Er zog nachhaltig den Zügel straff, und der stattliche Hannoveraner, dem sein Reiter noch fremd war, schnaubte auf dem Fleck tretend aus und schüttelte störrisch die Mähne.
Dirk konnte den Blick nicht von dem anderen Teil der Warft lösen, den neuerdings ein Wassergraben von der Hauptinsel abgrenzte. Stapel von Bauholz und Backsteinen erhoben sich drüben, abgedeckt mit Planen.
„Man erkennt schon den Rahmen der geplanten Burg“, stellte er fest und wies mit dem Kinn hinüber. Nach wie vor stand der kleine klotzige Fachwerkbau der alten Schmiede mit dem Schornstein, unter dem sich die Ässe der Schmiede befand. Sich im Wind kräuselnder Rauch stieg auf; man hörte das helle Klingen von geschlagenem Erz. Dirk sagte sich, Lüder sei letztlich wohl einsichtig gewesen und arbeite schon im Dienste des Grafen. Langsam ließ er das Pferd hin traben und die anderen Reiter folgten gemächlich, bis er absprang und an dem Gatter neben der Tür den Zügel festzurrte.

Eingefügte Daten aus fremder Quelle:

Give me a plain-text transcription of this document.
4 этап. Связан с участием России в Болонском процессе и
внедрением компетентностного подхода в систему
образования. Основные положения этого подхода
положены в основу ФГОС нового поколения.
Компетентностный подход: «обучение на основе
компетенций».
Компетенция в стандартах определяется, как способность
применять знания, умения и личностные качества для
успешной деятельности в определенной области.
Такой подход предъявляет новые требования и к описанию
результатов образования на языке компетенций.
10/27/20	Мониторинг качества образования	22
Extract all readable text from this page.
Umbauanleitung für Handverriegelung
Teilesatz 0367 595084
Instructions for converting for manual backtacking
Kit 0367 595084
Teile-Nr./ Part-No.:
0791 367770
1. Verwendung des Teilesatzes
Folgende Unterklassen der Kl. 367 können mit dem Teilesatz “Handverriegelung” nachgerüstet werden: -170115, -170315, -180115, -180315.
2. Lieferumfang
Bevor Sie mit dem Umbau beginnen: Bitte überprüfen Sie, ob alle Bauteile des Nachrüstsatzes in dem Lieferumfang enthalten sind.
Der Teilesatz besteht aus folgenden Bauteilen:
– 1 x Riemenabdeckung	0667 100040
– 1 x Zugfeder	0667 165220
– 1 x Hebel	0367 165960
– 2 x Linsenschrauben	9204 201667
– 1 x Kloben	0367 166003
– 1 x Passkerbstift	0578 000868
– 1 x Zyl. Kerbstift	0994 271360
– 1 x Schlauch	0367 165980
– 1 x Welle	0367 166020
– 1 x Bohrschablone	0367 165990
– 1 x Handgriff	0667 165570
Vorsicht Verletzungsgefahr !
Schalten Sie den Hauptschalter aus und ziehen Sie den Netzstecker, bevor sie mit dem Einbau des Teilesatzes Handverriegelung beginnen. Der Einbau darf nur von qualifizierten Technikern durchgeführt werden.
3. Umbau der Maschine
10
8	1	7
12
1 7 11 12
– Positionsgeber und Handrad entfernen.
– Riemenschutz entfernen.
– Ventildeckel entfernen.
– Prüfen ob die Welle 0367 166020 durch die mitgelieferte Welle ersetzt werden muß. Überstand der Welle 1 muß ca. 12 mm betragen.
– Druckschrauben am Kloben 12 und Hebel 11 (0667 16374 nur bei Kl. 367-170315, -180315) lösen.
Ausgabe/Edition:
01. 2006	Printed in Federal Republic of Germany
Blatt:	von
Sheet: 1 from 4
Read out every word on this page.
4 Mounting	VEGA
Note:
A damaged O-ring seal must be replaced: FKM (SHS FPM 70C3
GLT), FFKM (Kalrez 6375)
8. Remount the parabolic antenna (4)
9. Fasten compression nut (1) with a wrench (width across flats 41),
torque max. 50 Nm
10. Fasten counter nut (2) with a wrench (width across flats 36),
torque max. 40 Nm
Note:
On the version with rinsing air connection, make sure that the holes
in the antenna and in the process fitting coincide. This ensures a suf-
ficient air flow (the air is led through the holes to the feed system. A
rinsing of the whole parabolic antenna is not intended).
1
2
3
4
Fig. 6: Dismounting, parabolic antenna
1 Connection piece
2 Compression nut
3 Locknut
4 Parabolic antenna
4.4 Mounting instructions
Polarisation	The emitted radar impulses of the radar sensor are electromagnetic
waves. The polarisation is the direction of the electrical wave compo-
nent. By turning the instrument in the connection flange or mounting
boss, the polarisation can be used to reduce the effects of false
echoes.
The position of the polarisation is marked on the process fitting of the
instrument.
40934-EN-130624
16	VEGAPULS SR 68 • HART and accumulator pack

An der Stelle von Lüder schwang ein stiernackiger Geselle in blanker Lederweste den Schmiedehammer. Die Muskeln leicht angespannt, hielt er mit einer Zange ein Stück rotwarmes Eisen auf den Amboss gestreckt, und der handliche Schmiedehammer schlug den Takt und formte es, dass es hell und heiter durch die offenstehende Tür in den Morgen hinaus klang. Der Satz, den er sich im Geiste für Lüder zurechtgelegt hatte, blieb Dirk im Hals stecken. „Sei mir gegrüßt, Schmied“, begrüßte er den Mann ganz profan, während Godeke hinter ihm die von stickiger Hitze erfüllte Werkstatt betrat.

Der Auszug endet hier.